なお、この日の観客の入りは、内野席は7〜8割だが外野席はパラパラという程度。ライトスタンドには「巨人軍新潟ファンクラブ」という旗を立てた応援団、レフトスタンドには、おなじみ「平塚爆星会」を含む湘南応援団が来ていた。

シーレックス応援団 ジャイアンツ応援団
   
巨人軍新潟ファンクラブ

またCSテレビの「NNN24」の中継用テレビカメラが3台(バックスクリーン横、一塁側スタンド上部、一塁側ベンチ脇)の他に、地元の「テレビ新潟」、「新潟テレビ21」のビデオカメラも来ていた。ローカルニュースででも取り上げるのだろうか。

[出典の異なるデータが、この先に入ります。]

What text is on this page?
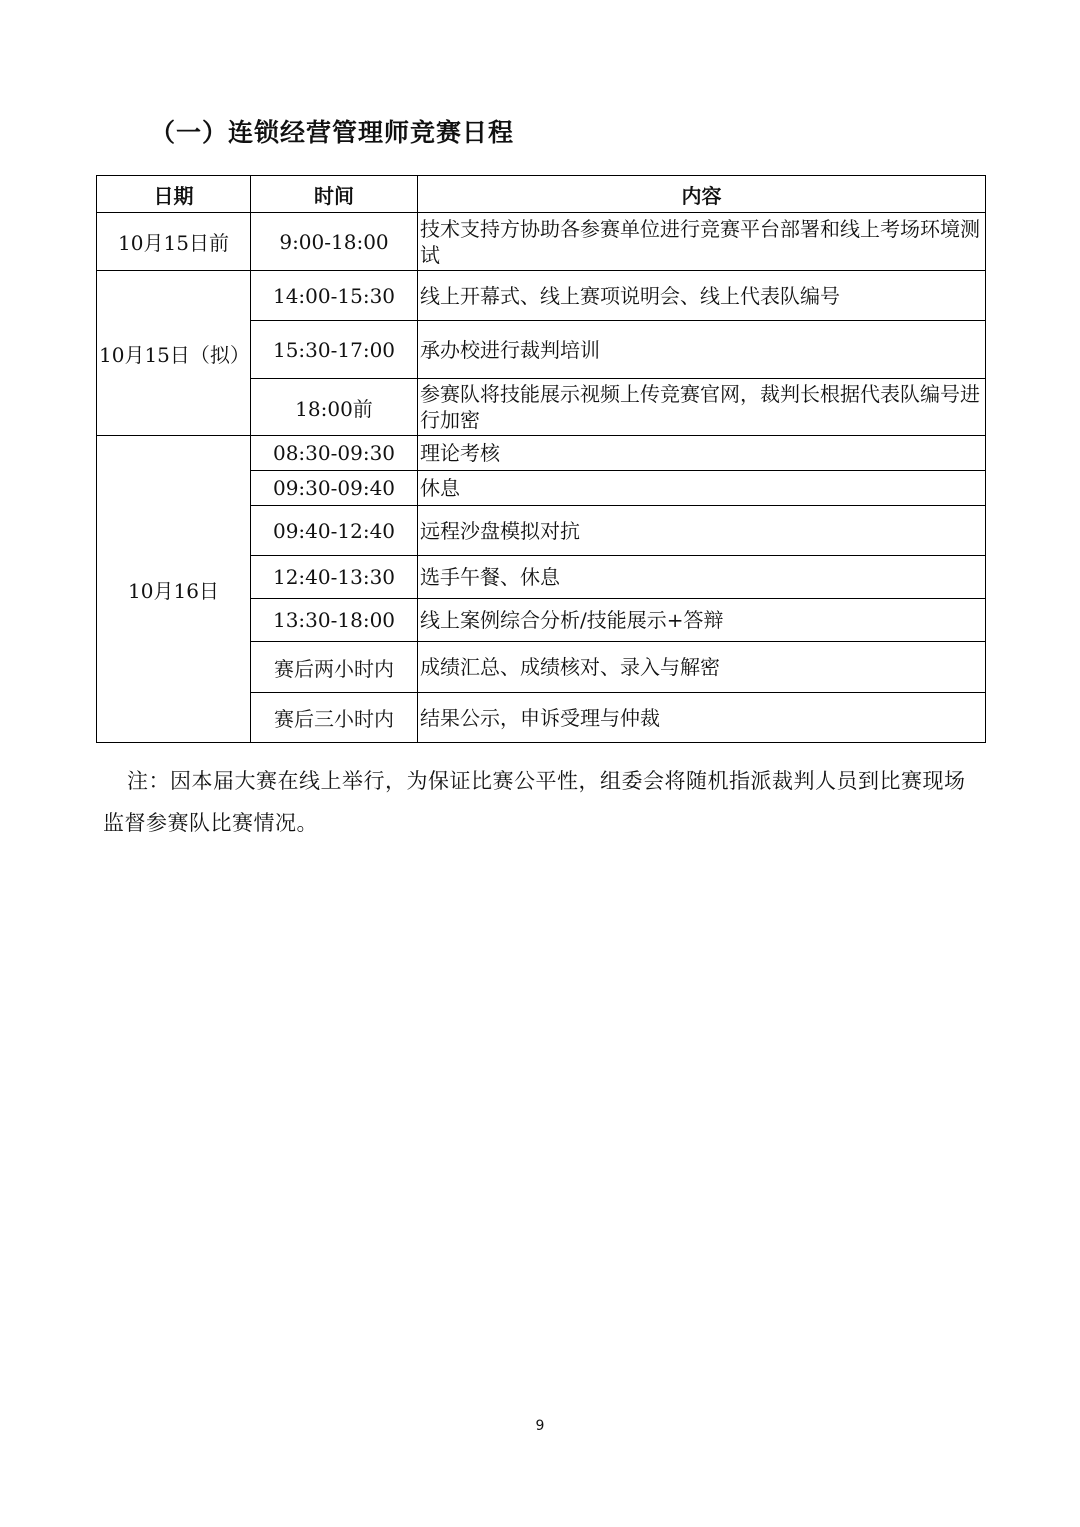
（一）连锁经营管理师竞赛日程
日期	时间	内容
10月15日前	9:00-18:00	技术支持方协助各参赛单位进行竞赛平台部署和线上考场环境测试
10月15日（拟）	14:00-15:30	线上开幕式、线上赛项说明会、线上代表队编号
	15:30-17:00	承办校进行裁判培训
	18:00前	参赛队将技能展示视频上传竞赛官网，裁判长根据代表队编号进行加密
10月16日	08:30-09:30	理论考核
	09:30-09:40	休息
	09:40-12:40	远程沙盘模拟对抗
	12:40-13:30	选手午餐、休息
	13:30-18:00	线上案例综合分析/技能展示+答辩
	赛后两小时内	成绩汇总、成绩核对、录入与解密
	赛后三小时内	结果公示，申诉受理与仲裁

注：因本届大赛在线上举行，为保证比赛公平性，组委会将随机指派裁判人员到比赛现场监督参赛队比赛情况。

9
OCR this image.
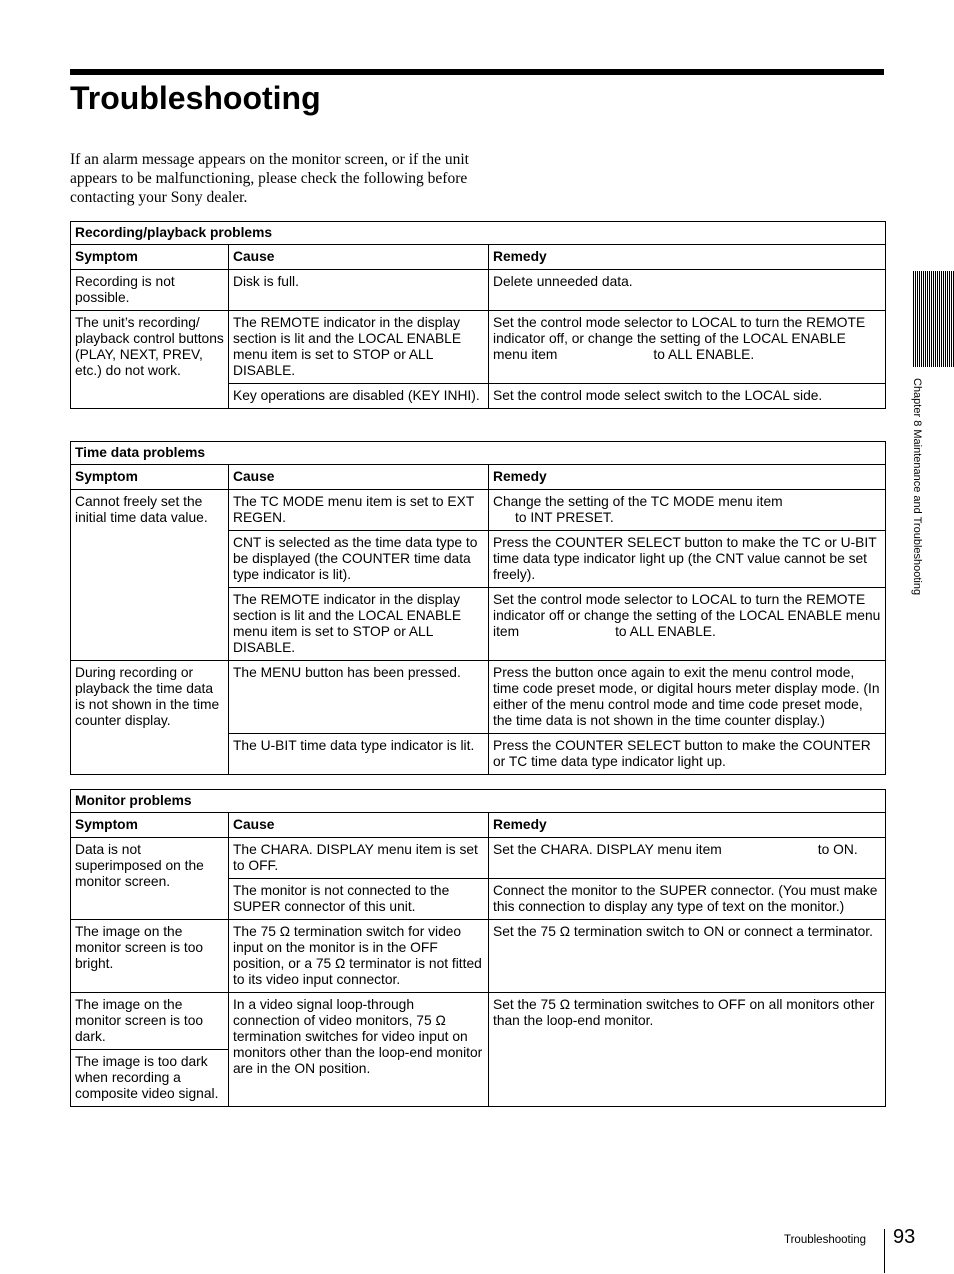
Troubleshooting
If an alarm message appears on the monitor screen, or if the unit appears to be malfunctioning, please check the following before contacting your Sony dealer.
Recording/playback problems		
Symptom	Cause	Remedy
Recording is not possible.	Disk is full.	Delete unneeded data.
The unit’s recording/ playback control buttons (PLAY, NEXT, PREV, etc.) do not work.	The REMOTE indicator in the display section is lit and the LOCAL ENABLE menu item is set to STOP or ALL DISABLE.	Set the control mode selector to LOCAL to turn the REMOTE indicator off, or change the setting of the LOCAL ENABLE menu item to ALL ENABLE.
	Key operations are disabled (KEY INHI).	Set the control mode select switch to the LOCAL side.
Time data problems		
Symptom	Cause	Remedy
Cannot freely set the initial time data value.	The TC MODE menu item is set to EXT REGEN.	Change the setting of the TC MODE menu item
to INT PRESET.
	CNT is selected as the time data type to be displayed (the COUNTER time data type indicator is lit).	Press the COUNTER SELECT button to make the TC or U-BIT time data type indicator light up (the CNT value cannot be set freely).
	The REMOTE indicator in the display section is lit and the LOCAL ENABLE menu item is set to STOP or ALL DISABLE.	Set the control mode selector to LOCAL to turn the REMOTE indicator off or change the setting of the LOCAL ENABLE menu item to ALL ENABLE.
During recording or playback the time data is not shown in the time counter display.	The MENU button has been pressed.	Press the button once again to exit the menu control mode, time code preset mode, or digital hours meter display mode. (In either of the menu control mode and time code preset mode, the time data is not shown in the time counter display.)
	The U-BIT time data type indicator is lit.	Press the COUNTER SELECT button to make the COUNTER or TC time data type indicator light up.
Monitor problems		
Symptom	Cause	Remedy
Data is not superimposed on the monitor screen.	The CHARA. DISPLAY menu item is set to OFF.	Set the CHARA. DISPLAY menu item to ON.
	The monitor is not connected to the SUPER connector of this unit.	Connect the monitor to the SUPER connector. (You must make this connection to display any type of text on the monitor.)
The image on the monitor screen is too bright.	The 75 Ω termination switch for video input on the monitor is in the OFF position, or a 75 Ω terminator is not fitted to its video input connector.	Set the 75 Ω termination switch to ON or connect a terminator.
The image on the monitor screen is too dark.	In a video signal loop-through connection of video monitors, 75 Ω termination switches for video input on monitors other than the loop-end monitor are in the ON position.	Set the 75 Ω termination switches to OFF on all monitors other than the loop-end monitor.
The image is too dark when recording a composite video signal.		
Chapter 8 Maintenance and Troubleshooting
Troubleshooting 93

試合後は再び茨目駅へ。下り(長岡方面)の列車の時刻(17時12分)までまだ時間があったので、一旦16時47分の上り(直江津方面)に乗って、柏崎まで行ってみた。このへんは「フリーきっぷ」の便利さである。柏崎で駅の外に出てみたが、特に見るべきものは無かったので17時8分の長岡行ですぐ折り返す。

柏崎駅

長岡では駅弁を買おうかと駅構内を物色したが、食指の動くものがなかった。新幹線の待ち時間が50分もあったので、駅を出て東口のダイエーへ行き幕の内弁当と酒を購入。18時42分の「Maxあさひ」に乗り、20時19分東京へ到着。

さて、JR東日本全線が乗れる「ウイークエンドフリーきっぷ」というのは2日間有効である。翌日は同カードが三条でも予定されていたが、久しぶりにデーゲームでロッテ戦が行われるので仙台に行くことにした。